I VIVIDLY REMEMBER the hand of technology playing a major part in the memorable events of September 11, 2011.
The Irish Open Mailing List offered the best alternative to modern day Twitter. People like Richie Wilson, Brian Greene, Gaddo Bennedeti, Tom Murphy,Peadar McKevvitt, Fergal Byrne, and Dan King fed information into the list throughout the day. There was no Twitter, Jaiku, Facebook--in fact, Google wasn't even among the top 10 most-visited sites on the internet in 2001. Most of us got the news from a big screen television. My primary info came from a TV set in a pub in High Street, Christchurch, Dublin. I left my IBM Transnote laptop running inside Zenark and watched the second aircraft hit the World Trade Center. I believe I had the only tap screen laptop in Ireland at the time. I could make some commands work by touch but the device needed a stylus to work best.
I carried the Nokia 7110 in my pocket. It was the world's first phone with a mobile web browser.

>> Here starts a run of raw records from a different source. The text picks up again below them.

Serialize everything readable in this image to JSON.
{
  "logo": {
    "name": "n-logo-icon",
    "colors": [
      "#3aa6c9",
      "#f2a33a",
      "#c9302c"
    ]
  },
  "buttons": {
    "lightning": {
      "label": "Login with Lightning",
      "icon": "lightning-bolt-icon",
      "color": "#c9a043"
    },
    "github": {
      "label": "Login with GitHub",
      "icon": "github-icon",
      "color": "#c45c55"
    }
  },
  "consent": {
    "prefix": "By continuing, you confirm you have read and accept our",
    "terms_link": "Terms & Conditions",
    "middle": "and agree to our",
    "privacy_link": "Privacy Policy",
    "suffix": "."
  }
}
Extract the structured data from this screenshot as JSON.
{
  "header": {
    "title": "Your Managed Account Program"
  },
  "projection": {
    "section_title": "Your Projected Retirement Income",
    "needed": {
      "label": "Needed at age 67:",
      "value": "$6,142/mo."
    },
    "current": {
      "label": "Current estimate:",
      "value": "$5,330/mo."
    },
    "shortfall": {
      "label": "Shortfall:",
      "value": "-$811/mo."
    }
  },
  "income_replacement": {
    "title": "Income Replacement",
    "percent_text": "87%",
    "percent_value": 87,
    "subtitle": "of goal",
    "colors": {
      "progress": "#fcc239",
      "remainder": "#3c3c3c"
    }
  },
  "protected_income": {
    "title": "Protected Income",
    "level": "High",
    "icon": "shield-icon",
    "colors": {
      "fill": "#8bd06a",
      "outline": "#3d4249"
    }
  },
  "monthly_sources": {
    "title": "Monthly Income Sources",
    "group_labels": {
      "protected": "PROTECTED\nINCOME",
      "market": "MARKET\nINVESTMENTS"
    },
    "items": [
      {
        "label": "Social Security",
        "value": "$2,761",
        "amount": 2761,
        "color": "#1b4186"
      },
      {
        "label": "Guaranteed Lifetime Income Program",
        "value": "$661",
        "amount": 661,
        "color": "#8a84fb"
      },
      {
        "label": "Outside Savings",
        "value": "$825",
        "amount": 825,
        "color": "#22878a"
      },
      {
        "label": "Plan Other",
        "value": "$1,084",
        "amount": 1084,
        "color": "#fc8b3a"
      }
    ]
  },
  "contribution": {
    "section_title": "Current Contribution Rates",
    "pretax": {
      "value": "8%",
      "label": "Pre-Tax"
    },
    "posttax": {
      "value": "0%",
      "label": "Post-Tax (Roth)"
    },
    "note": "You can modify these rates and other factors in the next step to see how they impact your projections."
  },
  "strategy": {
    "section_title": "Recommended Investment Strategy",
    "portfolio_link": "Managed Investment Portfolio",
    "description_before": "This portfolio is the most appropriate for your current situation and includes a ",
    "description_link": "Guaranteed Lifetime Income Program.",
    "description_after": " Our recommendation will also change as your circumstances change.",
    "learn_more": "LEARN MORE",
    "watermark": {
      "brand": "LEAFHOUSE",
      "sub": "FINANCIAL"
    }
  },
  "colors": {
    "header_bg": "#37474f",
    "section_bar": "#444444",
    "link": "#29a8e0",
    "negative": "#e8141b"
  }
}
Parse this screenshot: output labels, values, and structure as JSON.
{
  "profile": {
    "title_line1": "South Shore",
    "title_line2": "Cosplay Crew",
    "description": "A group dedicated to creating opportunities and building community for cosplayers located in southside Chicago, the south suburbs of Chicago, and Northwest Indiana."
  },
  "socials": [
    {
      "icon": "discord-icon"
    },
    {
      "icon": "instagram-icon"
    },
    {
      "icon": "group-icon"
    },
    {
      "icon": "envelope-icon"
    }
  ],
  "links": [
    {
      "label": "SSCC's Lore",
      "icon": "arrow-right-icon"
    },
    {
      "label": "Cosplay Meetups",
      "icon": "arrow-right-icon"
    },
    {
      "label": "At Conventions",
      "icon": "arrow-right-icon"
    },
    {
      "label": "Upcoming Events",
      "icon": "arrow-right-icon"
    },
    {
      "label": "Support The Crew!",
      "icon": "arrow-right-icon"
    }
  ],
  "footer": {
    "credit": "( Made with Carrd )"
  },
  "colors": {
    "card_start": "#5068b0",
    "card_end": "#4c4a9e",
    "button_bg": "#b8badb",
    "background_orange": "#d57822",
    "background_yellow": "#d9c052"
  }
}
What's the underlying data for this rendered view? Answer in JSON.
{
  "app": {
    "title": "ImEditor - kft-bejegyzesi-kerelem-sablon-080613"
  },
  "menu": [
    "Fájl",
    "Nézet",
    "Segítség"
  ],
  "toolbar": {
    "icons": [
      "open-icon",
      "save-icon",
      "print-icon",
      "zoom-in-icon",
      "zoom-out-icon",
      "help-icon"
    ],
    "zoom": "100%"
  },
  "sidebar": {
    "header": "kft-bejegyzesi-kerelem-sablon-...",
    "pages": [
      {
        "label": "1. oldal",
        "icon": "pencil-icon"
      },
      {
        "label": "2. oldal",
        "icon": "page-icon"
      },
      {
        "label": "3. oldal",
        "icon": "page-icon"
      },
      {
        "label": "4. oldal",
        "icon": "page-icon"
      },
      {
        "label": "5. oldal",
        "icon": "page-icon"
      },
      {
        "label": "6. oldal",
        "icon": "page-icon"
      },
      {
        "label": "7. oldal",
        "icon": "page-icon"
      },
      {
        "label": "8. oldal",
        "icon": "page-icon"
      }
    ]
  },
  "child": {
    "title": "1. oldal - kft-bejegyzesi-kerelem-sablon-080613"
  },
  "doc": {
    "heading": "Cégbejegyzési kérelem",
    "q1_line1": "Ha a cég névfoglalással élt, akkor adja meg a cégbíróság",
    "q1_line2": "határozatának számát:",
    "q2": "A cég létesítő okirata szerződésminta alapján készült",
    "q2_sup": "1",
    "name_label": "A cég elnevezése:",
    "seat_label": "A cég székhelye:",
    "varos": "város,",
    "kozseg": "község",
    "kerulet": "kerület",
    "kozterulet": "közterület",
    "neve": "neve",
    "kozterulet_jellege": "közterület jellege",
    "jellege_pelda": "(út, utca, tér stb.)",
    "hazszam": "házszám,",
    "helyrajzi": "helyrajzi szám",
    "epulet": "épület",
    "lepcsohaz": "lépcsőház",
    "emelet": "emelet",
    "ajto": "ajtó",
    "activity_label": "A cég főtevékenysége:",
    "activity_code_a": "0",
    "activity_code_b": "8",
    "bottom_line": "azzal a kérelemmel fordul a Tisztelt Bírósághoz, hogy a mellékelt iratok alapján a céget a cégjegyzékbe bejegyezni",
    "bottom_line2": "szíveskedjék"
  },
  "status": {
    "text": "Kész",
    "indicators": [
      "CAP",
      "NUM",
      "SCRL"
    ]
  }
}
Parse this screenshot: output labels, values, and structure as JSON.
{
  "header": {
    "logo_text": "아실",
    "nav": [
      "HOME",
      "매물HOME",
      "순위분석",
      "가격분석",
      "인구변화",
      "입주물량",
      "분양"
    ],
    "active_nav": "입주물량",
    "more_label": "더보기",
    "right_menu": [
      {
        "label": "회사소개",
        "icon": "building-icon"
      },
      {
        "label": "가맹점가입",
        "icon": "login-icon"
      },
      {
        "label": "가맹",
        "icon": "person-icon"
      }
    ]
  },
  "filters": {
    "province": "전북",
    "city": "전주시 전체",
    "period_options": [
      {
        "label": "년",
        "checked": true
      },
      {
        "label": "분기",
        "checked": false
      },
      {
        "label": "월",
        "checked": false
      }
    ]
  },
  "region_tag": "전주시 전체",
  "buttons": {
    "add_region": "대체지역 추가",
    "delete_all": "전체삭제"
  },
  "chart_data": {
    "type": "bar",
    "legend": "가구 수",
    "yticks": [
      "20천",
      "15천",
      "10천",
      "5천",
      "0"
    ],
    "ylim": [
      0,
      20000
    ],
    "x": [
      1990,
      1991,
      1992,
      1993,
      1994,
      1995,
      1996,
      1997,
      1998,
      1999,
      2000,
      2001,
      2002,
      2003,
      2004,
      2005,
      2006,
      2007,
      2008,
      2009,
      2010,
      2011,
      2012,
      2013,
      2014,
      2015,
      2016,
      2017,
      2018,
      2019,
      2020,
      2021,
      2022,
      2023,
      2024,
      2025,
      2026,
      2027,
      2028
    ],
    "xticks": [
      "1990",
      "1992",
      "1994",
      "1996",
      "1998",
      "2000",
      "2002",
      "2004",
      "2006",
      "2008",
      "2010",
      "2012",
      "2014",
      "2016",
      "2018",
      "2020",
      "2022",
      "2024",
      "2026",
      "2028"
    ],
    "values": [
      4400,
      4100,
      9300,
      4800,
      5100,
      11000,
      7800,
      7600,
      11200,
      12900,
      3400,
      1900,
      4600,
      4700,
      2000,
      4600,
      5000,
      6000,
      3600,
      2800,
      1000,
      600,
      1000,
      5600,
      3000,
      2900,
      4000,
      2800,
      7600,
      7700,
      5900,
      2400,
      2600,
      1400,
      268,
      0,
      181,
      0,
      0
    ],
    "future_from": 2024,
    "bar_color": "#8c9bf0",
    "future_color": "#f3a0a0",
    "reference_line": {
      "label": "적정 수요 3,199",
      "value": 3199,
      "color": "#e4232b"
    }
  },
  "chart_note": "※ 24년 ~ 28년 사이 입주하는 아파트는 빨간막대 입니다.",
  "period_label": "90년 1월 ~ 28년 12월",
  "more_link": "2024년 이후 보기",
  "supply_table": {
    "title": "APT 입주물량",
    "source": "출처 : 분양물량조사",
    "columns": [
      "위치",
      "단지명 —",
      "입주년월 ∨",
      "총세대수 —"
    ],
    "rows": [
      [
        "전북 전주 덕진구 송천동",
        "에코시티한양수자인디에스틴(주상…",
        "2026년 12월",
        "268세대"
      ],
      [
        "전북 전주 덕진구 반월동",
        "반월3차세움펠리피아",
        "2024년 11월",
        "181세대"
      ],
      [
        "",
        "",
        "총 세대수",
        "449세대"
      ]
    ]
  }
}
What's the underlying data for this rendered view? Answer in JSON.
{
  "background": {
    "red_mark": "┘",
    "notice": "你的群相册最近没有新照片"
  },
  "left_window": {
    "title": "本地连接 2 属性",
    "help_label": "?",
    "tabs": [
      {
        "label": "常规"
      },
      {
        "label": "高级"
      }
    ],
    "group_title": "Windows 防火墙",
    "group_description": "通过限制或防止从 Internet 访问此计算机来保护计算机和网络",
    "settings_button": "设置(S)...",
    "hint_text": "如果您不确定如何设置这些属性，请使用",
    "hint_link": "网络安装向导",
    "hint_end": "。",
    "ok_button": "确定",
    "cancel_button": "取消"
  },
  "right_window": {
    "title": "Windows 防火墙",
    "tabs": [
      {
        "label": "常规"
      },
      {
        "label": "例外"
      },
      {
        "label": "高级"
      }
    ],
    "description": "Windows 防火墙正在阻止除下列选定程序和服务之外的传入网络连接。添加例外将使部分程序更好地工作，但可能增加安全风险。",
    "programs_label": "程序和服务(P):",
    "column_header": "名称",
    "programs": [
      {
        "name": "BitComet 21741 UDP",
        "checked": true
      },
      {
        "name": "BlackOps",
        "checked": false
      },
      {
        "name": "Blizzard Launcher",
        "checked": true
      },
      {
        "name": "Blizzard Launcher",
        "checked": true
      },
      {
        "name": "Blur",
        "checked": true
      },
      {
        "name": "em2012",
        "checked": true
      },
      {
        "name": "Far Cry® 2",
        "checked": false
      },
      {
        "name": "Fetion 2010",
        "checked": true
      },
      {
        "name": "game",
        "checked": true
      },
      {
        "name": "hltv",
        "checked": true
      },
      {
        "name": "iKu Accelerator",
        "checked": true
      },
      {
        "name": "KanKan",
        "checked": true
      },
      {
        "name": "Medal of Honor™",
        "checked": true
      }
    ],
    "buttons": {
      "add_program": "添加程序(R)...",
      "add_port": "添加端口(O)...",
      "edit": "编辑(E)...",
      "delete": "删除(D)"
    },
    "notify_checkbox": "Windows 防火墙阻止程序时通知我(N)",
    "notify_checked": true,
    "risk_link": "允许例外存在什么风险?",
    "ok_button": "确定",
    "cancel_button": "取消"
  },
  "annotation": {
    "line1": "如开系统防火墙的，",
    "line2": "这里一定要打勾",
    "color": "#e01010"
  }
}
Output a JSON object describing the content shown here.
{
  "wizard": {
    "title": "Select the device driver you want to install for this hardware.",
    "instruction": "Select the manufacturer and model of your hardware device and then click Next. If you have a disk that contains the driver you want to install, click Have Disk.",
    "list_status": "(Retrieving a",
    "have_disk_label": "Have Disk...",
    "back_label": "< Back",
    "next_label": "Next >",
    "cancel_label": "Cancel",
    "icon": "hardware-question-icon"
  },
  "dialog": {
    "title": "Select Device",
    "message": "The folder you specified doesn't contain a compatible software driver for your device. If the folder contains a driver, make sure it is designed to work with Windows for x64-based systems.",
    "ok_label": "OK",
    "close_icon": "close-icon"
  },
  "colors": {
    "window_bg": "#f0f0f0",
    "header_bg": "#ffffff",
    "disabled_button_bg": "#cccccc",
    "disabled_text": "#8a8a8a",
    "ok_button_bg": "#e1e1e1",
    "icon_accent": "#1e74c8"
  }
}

I could see the Open Mailing List mail on it but no commercial broadcaster.
Along with dozens of others, I stood outside the Philips electronics shop at the corner of Dame and Georges Street watching the WTC towers fall in a communal elegiac moment.
I lived in Kilkenny at the time and carried my music in a Sony Mini Disc player. I wouldn't have an iPod for another three years. And I would not have a megapixel camera until the last week of September 2002.
The world has changed a lot in 10 years. And after all the pre-flight screenings, TSA theatre, and restrictions on public photography, I do not feel any safer in the air.
Sent from my Nokia E7 using O23G on the M8 in County Tippperary, Ireland.